Movie Review: Hellboy (2019)

[Please note: there might maybe some spoilers here? Basically all the good stuff from the movie was in the trailers, so none of it should be a surprise.]

From Neil Marshall (director of Dog Soldiers, Game of Thrones‘ “Blackwater” and my guilty pleasure Doomsday) comes the 2019 comic book adaption and big screen reboot of the series of the same name, Hellboy. Hellboy (David Harbour, Stranger Things) is required by the BPRD – the Bureau for Paranormal Research and Defense – to stop the resurrection of an ancient Blood Queen (Milla Jovovich). Hellboy is under the direct command of his father, Trevor Bruttenholm (Ian McShane), and joined by a medium, Alice (Sasha Lane) and shapeshifter, Ben Saimio (Daniel Dae Kim).

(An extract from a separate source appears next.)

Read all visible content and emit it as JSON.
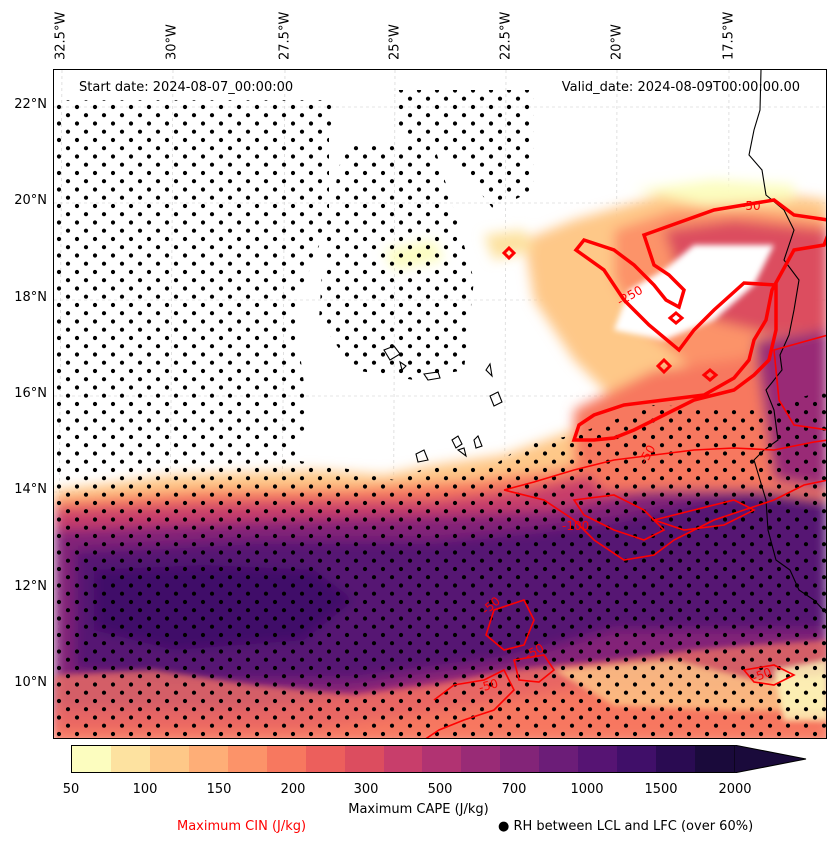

+ truthfully, all of the actors are good, but none of them seem to own the role the way that Ron Perlman did the title character in the earlier films. Stephen Graham as the voice of the pig-demon-fairy-thing Grugach was a personal highlight, and I really enjoy Kim as an actor, but even his role was too thin to make anything of it
+ the practical effects and make-up looks great. Hellboy’s worn and dirty, darker red skin is immediately different to Perlman’s cleaner, smoother look from the previous film. The Baba Yaga (performed on set by internet-cult contortionist Troy James) is terrifying

– the whole film feels like an almost unconnected series of comic page adaptions which have been hastily (and poorly) cobbled together once a beginning and ending was filmed. The black and white opening was my favourite scene, which is a disappointing thing to say
– there is some really horrible CGI. Compared to the phenomenal practical effects and make-up, some of the CGI is something from the past decade, and is not even bad enough to watch and laugh at
– all throughout the movie is a wildly inconsistent tone. In the same scene, the movie attempts something like horror (or at least as horror-y as the comic series based on a literal hell spawn can be) but then right before the major climax, a poor joke ruins the tension. Just as things should be at their most tense, an entire flashback scene destroys the pacing. I feel as if they wanted Hellboy to be Deadpool, but also the Hulk, but also a demon
– I’m never one to shy away from gore (in fact, I probably enjoy it more than I should), but all of the gore in this just feels unnecessary. Limbs and torsos flying across the scene is almost funny the first time, but it soon gets pretty old

> all that controversy about Ed Skrein not being Daimio seems a bit silly when the Korean Daniel Dae Kim is playing a Japanese character. To me that seems just as incorrect

Should you see this film: Absolutely not. As hard as Harbour and Jovovich tried, this was as sterile and dare I say poorly made film as I’ve seen in a long time. I really like the original films, and outside of the time I wasted on watching this movie and writing this review, I am even more sad that Guillermo Del Toro will never get the chance to finish his trilogy.